Ajay Devgn and Supporting Actors in Raid

Of the three, Singh and Swarup had been Congress MLAs while Chhabra a state-level Congress worker, and teams of nearly 90 officials and counting along with cops were put to service. While Singh’s raid went off peacefully, in Chhabra’s case IT officials were mercilessly beaten up by mobs while the cops did nothing. The officers ended up with broken bones, fractures, head and facial injuries for doing their jobs. Some even ended up permanently disabled.

Devgn essays the role of Amay Patnaik, the IT Commissioner used to being transferred because of his principles and incorruptibility. It is on his 49th transfer and Lucknow posting, that Patnaik is tipped off on MLA Rameshwar Singh played by Saurabh Shukla. What unspools thereafter forms the film.

Saurabh Shukla in Raid

While there is no denying that Raid completely enthralls in key moments, there are several times where it jars and as audience, you feel the scene or dialogue is redundant and a distraction. Most of the track between Patnaik and his wife (played by Ileana D’Cruz) for instance is a needless one which takes away from the main plot’s seriousness. It appears forced and out of place. Story, Dialogue and Screenplay writer Ritesh Shah, who has the right background (he has written ‘Madaari’, ‘Kahaani’, ‘Pink’ and ‘Citylights’) could have played this one out very differently.

But there seems a hangover of perhaps Neeraj Pandey’s ‘Baby’ where the audience felt a real connect with the relationship that Akshay Kumar shares with his wife. There it is dealt with extreme finesse. Here, scenes like Cruz walking in with lunch while her husband and his team are in the middle of The Raid are entirely unwarranted, not to mention unbelievable. I mean, it’s not exactly she has to carry roti and achaar to her kisaan husband in the khet, right? Even their romantic moments, barring a scene or two, if taken away will take nothing away from the film.

Ileana D'Cruz in Raid

The real meat lies with Saurabh Shukla as MLA Rameshwar Singh a.k.a Tauji a.k.a Rajaji, whose film ‘Raid’ is. As a shrewd, shameless, conniving and corrupt-to-the-core political heavyweight Shukla is unstoppable and makes this his best performance to date. He is menacing, fearsome, funny and despicable by turns and steals the show from Devgn in several scenes. In his desperation to save ill-gotten wealth which turns up from false ceilings, random pillars, hidden vaults, earthen pots, staircases, secret basements and dry water tanks, all of INR 420 crores – he combats Patnaik at every turn using coercion, threat, political influence and in the end, mobs.
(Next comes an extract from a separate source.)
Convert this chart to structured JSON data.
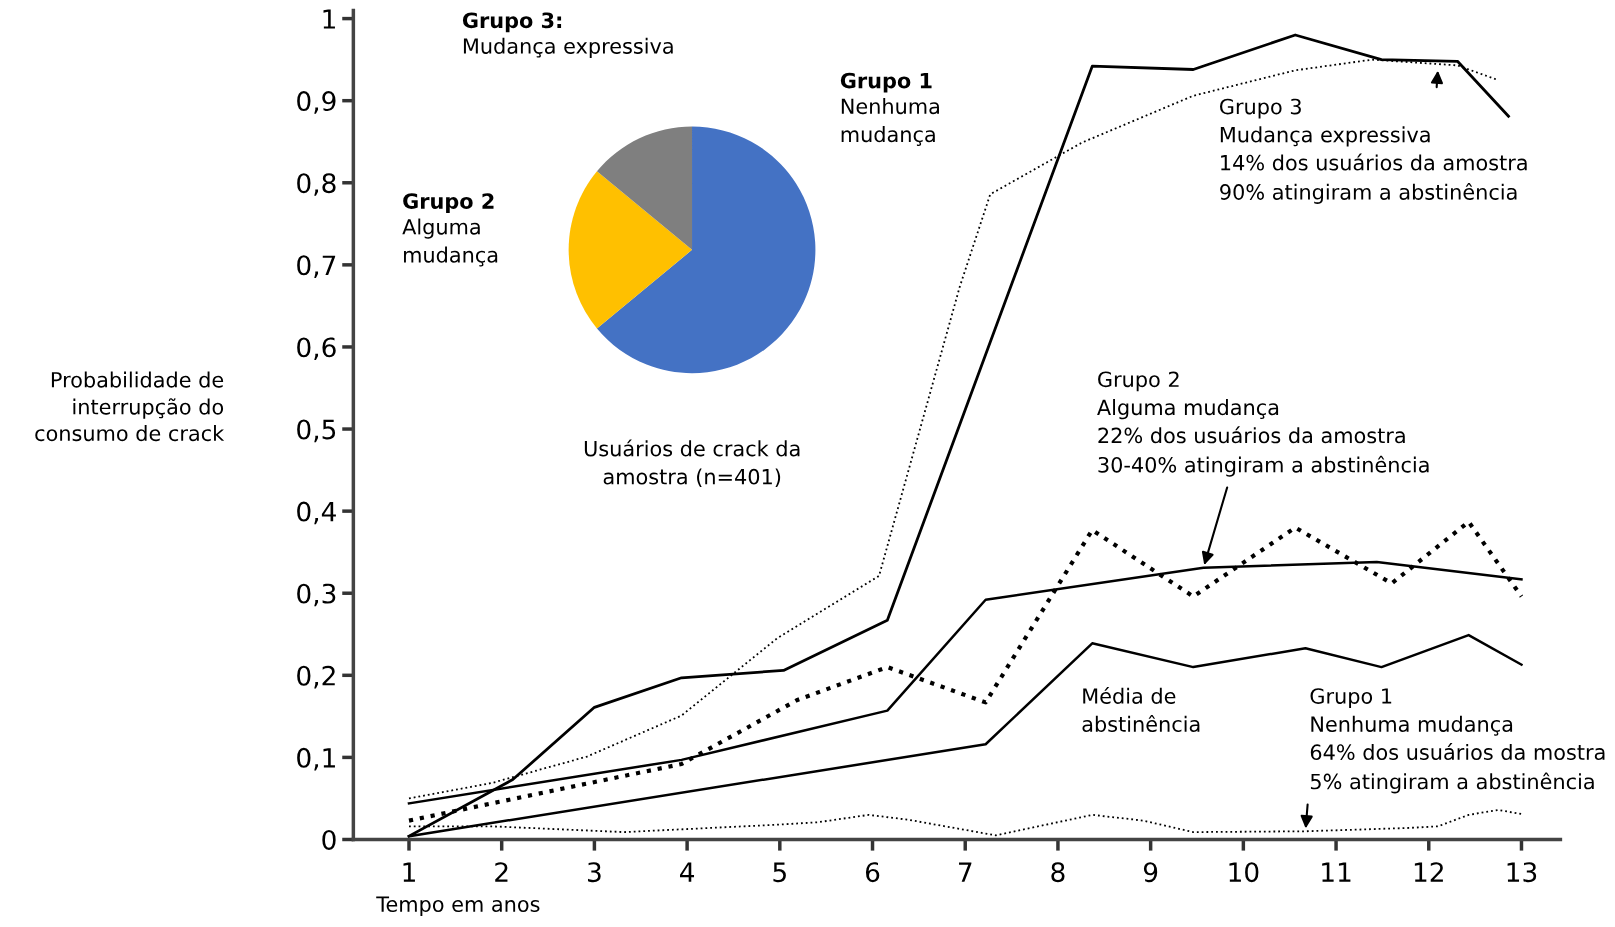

Devgn underplays Patnaik, moving from hardcore action of a star to delve into the realm of a performer again. But his stance as an honest man is diluted by the very dialogues he mouths. Those that do, rarely speak. To that extent, some of Patnaik’s verbal sparring with Tauji/Rajaji is unnecessary. Gupta credited with solid films like ‘Aamir’ and ‘No One Killed Jessica’ seems compelled to pander to Devgn’s stardom while Shukla determinedly goes the deepest black he can - on his own.

Mention must be made of Amit Sial as Lallan – a member of Patnaik’s team (who goes from being corrupt to honest inspired by his boss) and the 85-year old Pushpa Joshi as Tauji’s mother. She is outstanding in her debut performance and the audience will fall in love with her natural wit and simplicity.

Ajay Devgn in Raid

The best in Raid is reserved for the last - its climax. As things get out of hand for both Tauji and Patnaik, the mobs get a free rein to run riot. From blood-thirsty, lathi and scythe wielding crowds to scared IT officers to Tauji drinking and calculative to the last to Patnaik facing imminent defeat closeted and surrounded with the sealed wealth in trunks and cartons, the finale doesn’t make for even blinking lest you miss out on all that is happening onscreen. Bodhaditya Banerjee’s deft editing is its highpoint. Banerjee is the guy who made you fall in love with the courtroom drama Pink. Here too, he takes the bull by its horn and makes your heartbeats quicken. He is the storyteller you should watch in future.

Raid becomes a must watch for Shukla and its climax sequence – if you can sit through some of its flaws that built it up.